Barton drilled 26 holes into the pit floor in December and April to confirm high-grade extensions of mineralisation grading up to 12 grams per tonne gold as well as new structures below the open pit believed to be analogous to the structure that hosts Perseverance.
Perseverance has a current resource estimate of 20,000 ounces of gold grading approximately 2g/t within 80m of the pit floor.
New targets
Managing director Alex Scanlon said the latest drilling program had proceeded to plan.
“This is our first significant test of new Tarcoola structural targets identified last year,” he said.
“Just one ‘Perseverance repeat’ could be of considerable value to our regional strategy for staged low-cost development and operations.”
Additional holes
Barton completed an additional ten holes for 882m targeting other shallow open-pit mineralisation at Tarcoola with potential for conversion into an expanded open-pit resource estimate.
The work focused on interpreted structural targets near the Perseverance mine in the ‘western targets’ area including Tolmer, Mulgathing and Warburton.
“We have an advantage with the existing fully-permitted Central Gawler mill and believe [these targets are] a high-value opportunity so we are pleased to have quickly followed them up,” Mr Scanlon said.
Tarcoola history
The historic Tarcoola goldfield produced 77,000oz of gold at shallow workings from 1893 to 1955 with an average grade of 37.5g/t.
The small open-pit mine at Perseverance produced ore grading up to 4g/t for two years from 2016.
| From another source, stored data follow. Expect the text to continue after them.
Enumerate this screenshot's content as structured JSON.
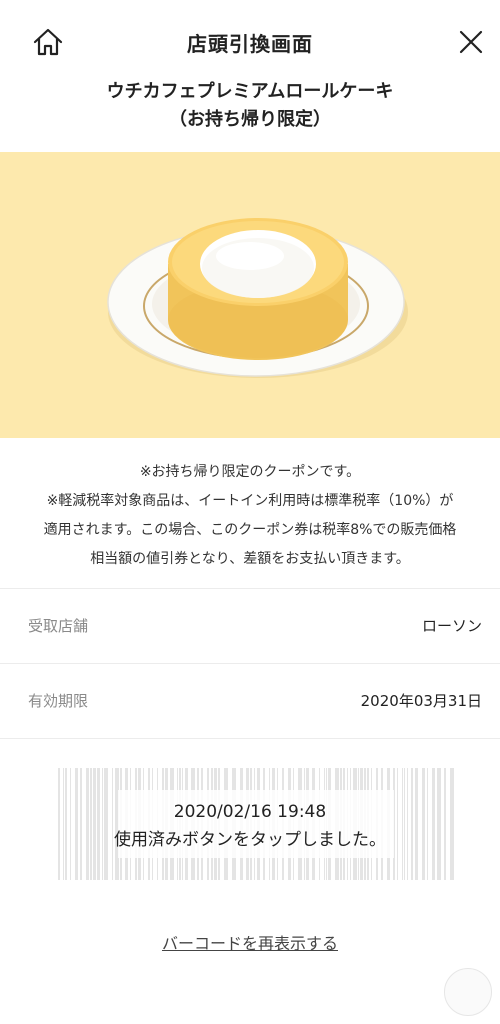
{
  "header": {
    "title": "店頭引換画面",
    "home_icon": "home-icon",
    "close_icon": "close-icon"
  },
  "product": {
    "name": "ウチカフェプレミアムロールケーキ",
    "subtitle": "（お持ち帰り限定）",
    "image": "roll-cake-on-plate"
  },
  "notice": {
    "line1": "※お持ち帰り限定のクーポンです。",
    "line2": "※軽減税率対象商品は、イートイン利用時は標準税率（10%）が",
    "line3": "適用されます。この場合、このクーポン券は税率8%での販売価格",
    "line4": "相当額の値引券となり、差額をお支払い頂きます。"
  },
  "details": {
    "store_label": "受取店舗",
    "store_value": "ローソン",
    "expiry_label": "有効期限",
    "expiry_value": "2020年03月31日"
  },
  "barcode": {
    "used_datetime": "2020/02/16 19:48",
    "used_message": "使用済みボタンをタップしました。",
    "redisplay_label": "バーコードを再表示する"
  },
  "colors": {
    "hero_background": "#fde9ad",
    "divider": "#ececec"
  }
}
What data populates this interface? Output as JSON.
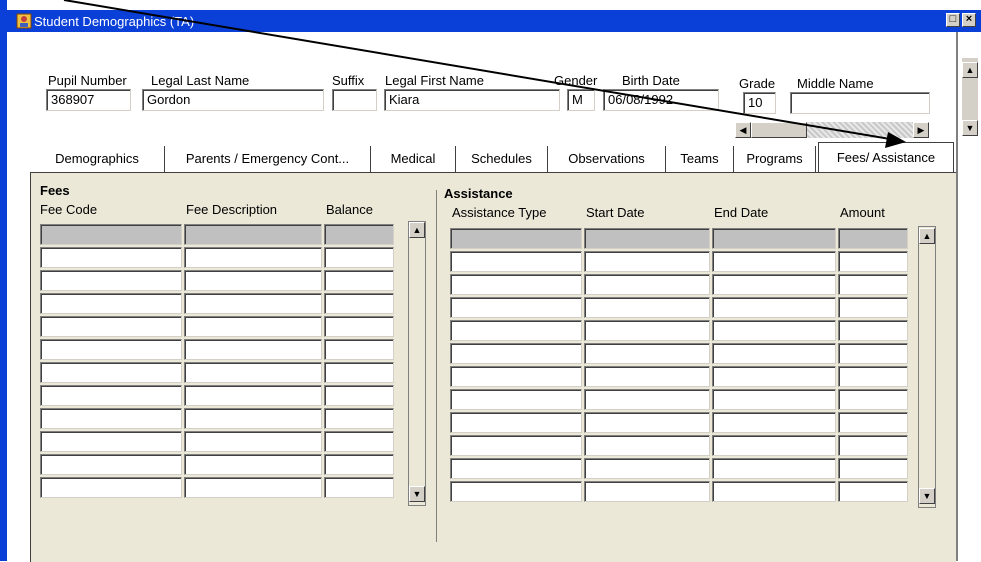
{
  "window": {
    "title": "Student Demographics (TA)",
    "restore_glyph": "□",
    "close_glyph": "×"
  },
  "header": {
    "labels": {
      "pupil_number": "Pupil Number",
      "legal_last_name": "Legal Last Name",
      "suffix": "Suffix",
      "legal_first_name": "Legal First Name",
      "gender": "Gender",
      "birth_date": "Birth Date",
      "grade": "Grade",
      "middle_name": "Middle Name"
    },
    "values": {
      "pupil_number": "368907",
      "legal_last_name": "Gordon",
      "suffix": "",
      "legal_first_name": "Kiara",
      "gender": "M",
      "birth_date": "06/08/1992",
      "grade": "10",
      "middle_name": ""
    }
  },
  "tabs": [
    "Demographics",
    "Parents / Emergency Cont...",
    "Medical",
    "Schedules",
    "Observations",
    "Teams",
    "Programs",
    "Fees/ Assistance"
  ],
  "active_tab": "Fees/ Assistance",
  "fees": {
    "title": "Fees",
    "columns": [
      "Fee Code",
      "Fee Description",
      "Balance"
    ]
  },
  "assistance": {
    "title": "Assistance",
    "columns": [
      "Assistance Type",
      "Start Date",
      "End Date",
      "Amount"
    ]
  },
  "icons": {
    "scroll_up": "▲",
    "scroll_down": "▼",
    "scroll_left": "◀",
    "scroll_right": "▶"
  },
  "colors": {
    "titlebar": "#0a3fd8",
    "panel": "#ebe8d8",
    "current_row": "#c0c0c0",
    "annotation_arrow": "#000000"
  }
}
Relatively little work, however, has since been done to evaluate the goldfield’s architecture or locate prospective ‘repeats’ of shallow, high-grade mineralisation.
Barton has been rapidly growing the neighbouring Tunkillia gold project since 2022 to a mineral resource estimate of 51.3 million tonnes at 0.91g/t for 1.5Moz.
A preliminary scoping study is underway to test a prospective 5Mtpa processing model and to identify key cost drivers for subsequent optimisation.